MVDS has gone through a lot of refactoring in order to reduce the likeliness of race conditions. Thanks to the help of @igor certain issues were highlighted and resolved. These changes include:

This changes are pretty temporary, considering a larger pull request is currently open which changes the entire payloads model, which can be found here. The main goals of this pull request is to take creation of payloads to an event that occurs every second, to something that happens the instant we receive messages. This means we no longer need to track an entire sync state and have fewer chances of a race condition occurring.

Changes to spec

One thing found in the BSP spec which we decided to change was that MESSAGEs are only sent after the specified send_time in addition to OFFERs, we adapted this send_time variable to only be relevant for OFFERs rather than MESSAGEs due to the fact that when we consider nodes are mostly offline we should get a MESSAGE to a specific node as soon as it requests it.

A later change to send_time or in our case send_epoch will be to reduce it again after a certain epoch was hit, this will ensure that if I have not been online for 2 days or so, I don’t need to wait another 2 days for messages.


#14

5 June

Node Simulation

To enable more dynamic testing of MVDS, the node simulation was enhanced by adding multiple ways for it to be configured. This includes:

  • communicating: amount of nodes sending messages
  • interactive: amount of nodes to use INTERACTIVE mode, the rest will be BATCH
  • interval: seconds between messages
  • node: amount of nodes
  • offline: percentage of time a node is offline
  • sharing: amount of nodes each node shares with

Request Retransmission

Something previously considered was adding retransmission to REQUEST message types. There is now a pull request open for that which will retransmission REQUESTs the same as OFFER messages are retransmitted. It can be found here.

Batch Mode

BSP documents multiple modes on how messages should be sent, these are BATCH and INTERACTIVE, up until now we have only supported INTERACTIVE mode, which is a 3 step process for a message to be received. We now also have BATCH mode which is a 1 step process as there are no longer OFFER messages sent, the messages are just immediately sent to the peer.

Peer Inefficiency

The way we had previously sent messages to peers was a little inefficient, we have changed this. Now only the peers in a specific group are iterated to see if we should send a message or not.

E2E Simulation

Thanks to a bug fix we were finally able to actually test MVDS end-to-end using the status console client. This means we can now jump to the next phase which is running better tests and actually investigating how good MVDS is.


#15

24 June

Simplified Protocol Buffers

To simplify protocol buffers, all the sub messages from the Payload type have been removed. Acks, Offers and Requests are now all simple arrays rather than messages that contain arrays.

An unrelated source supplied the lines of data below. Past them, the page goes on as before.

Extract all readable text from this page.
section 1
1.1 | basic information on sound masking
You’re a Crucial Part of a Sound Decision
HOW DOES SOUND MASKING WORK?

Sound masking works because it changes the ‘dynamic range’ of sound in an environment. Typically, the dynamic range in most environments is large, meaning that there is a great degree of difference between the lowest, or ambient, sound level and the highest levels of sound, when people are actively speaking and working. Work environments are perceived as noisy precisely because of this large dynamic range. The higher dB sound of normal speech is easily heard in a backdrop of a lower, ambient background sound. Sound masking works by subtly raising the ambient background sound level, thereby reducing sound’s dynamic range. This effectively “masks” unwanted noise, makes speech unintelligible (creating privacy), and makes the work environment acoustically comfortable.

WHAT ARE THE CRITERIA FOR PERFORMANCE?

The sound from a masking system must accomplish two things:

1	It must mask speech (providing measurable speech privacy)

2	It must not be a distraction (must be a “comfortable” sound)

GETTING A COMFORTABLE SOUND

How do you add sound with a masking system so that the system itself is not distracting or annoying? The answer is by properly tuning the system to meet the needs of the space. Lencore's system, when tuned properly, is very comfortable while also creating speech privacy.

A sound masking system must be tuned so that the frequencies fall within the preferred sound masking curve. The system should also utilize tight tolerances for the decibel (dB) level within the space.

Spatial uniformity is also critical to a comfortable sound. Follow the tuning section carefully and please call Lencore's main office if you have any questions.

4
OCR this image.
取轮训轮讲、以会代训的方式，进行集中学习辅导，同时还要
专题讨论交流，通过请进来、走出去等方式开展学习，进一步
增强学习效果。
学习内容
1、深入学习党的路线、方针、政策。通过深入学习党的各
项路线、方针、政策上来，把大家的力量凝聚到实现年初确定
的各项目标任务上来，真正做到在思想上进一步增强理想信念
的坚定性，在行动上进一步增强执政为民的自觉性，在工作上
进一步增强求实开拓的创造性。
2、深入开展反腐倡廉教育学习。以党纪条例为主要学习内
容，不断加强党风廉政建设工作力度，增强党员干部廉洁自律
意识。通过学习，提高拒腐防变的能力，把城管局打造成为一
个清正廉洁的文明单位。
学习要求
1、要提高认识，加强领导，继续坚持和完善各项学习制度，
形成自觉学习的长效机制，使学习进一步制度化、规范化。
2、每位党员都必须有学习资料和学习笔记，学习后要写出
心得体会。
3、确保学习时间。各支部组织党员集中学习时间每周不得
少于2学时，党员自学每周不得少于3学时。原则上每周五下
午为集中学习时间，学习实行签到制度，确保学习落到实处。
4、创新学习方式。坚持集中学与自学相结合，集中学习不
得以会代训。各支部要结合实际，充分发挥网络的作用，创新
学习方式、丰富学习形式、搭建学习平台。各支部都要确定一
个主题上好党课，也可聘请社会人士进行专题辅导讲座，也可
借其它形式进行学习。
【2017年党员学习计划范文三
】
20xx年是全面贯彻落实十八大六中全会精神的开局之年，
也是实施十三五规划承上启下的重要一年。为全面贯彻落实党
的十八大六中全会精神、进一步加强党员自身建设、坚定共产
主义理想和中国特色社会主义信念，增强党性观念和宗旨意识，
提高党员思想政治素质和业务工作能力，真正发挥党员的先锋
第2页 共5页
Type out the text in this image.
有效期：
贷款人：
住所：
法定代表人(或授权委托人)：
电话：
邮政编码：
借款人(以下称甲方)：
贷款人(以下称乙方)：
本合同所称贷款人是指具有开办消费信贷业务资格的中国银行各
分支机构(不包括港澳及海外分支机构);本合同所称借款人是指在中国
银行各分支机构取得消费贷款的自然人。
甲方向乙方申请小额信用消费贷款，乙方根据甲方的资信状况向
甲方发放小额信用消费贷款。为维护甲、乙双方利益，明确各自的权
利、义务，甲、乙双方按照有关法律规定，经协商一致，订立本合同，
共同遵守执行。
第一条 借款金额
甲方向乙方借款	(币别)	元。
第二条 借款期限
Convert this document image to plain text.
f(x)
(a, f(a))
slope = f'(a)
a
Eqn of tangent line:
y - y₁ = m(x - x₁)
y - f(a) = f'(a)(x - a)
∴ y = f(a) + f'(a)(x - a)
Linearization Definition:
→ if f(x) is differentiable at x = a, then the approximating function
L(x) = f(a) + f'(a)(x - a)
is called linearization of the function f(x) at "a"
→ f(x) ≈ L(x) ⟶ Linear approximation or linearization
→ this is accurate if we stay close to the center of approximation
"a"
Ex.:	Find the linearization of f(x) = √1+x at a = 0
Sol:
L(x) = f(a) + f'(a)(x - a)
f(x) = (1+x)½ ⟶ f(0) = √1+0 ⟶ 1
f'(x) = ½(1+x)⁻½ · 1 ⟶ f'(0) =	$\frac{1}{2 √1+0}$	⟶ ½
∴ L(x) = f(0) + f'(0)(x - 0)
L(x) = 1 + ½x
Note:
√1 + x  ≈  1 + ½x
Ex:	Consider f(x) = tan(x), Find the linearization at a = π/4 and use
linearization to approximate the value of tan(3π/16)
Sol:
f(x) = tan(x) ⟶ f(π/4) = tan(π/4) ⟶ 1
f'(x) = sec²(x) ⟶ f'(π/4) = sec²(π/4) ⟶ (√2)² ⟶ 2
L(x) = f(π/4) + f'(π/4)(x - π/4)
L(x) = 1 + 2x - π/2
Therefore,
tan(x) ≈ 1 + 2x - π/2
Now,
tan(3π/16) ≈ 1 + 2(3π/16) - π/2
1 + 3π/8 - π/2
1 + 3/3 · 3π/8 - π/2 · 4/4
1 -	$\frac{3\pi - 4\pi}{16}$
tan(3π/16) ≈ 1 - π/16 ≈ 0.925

Renaming Messages -> Records

We had the usage of the term Message in a lot of the sections of our spec. We decided to reclassify the types Message, Ack, Offer and Request to record to be able to differentiate better between whisper messages and what is being sent in MVDS.

Sharing Simplification

We used to differentiate between which peers we are aware of and which ones we share with. To simplify MVDS this was summarised into one, we now share with every peer that we know automatically.

Message Retransmission

There was a minor flaw in BATCH mode, which occurred when the peer was offline, this was due to the fact that Message records were never retransmitted. So they would never arrive, this has been changed so now these records are also retransmitted.

Specification

The specification is going through its final changes, we have added new graphs to make it more explanatory and changed some of the language in it thanks to the people who helped review it.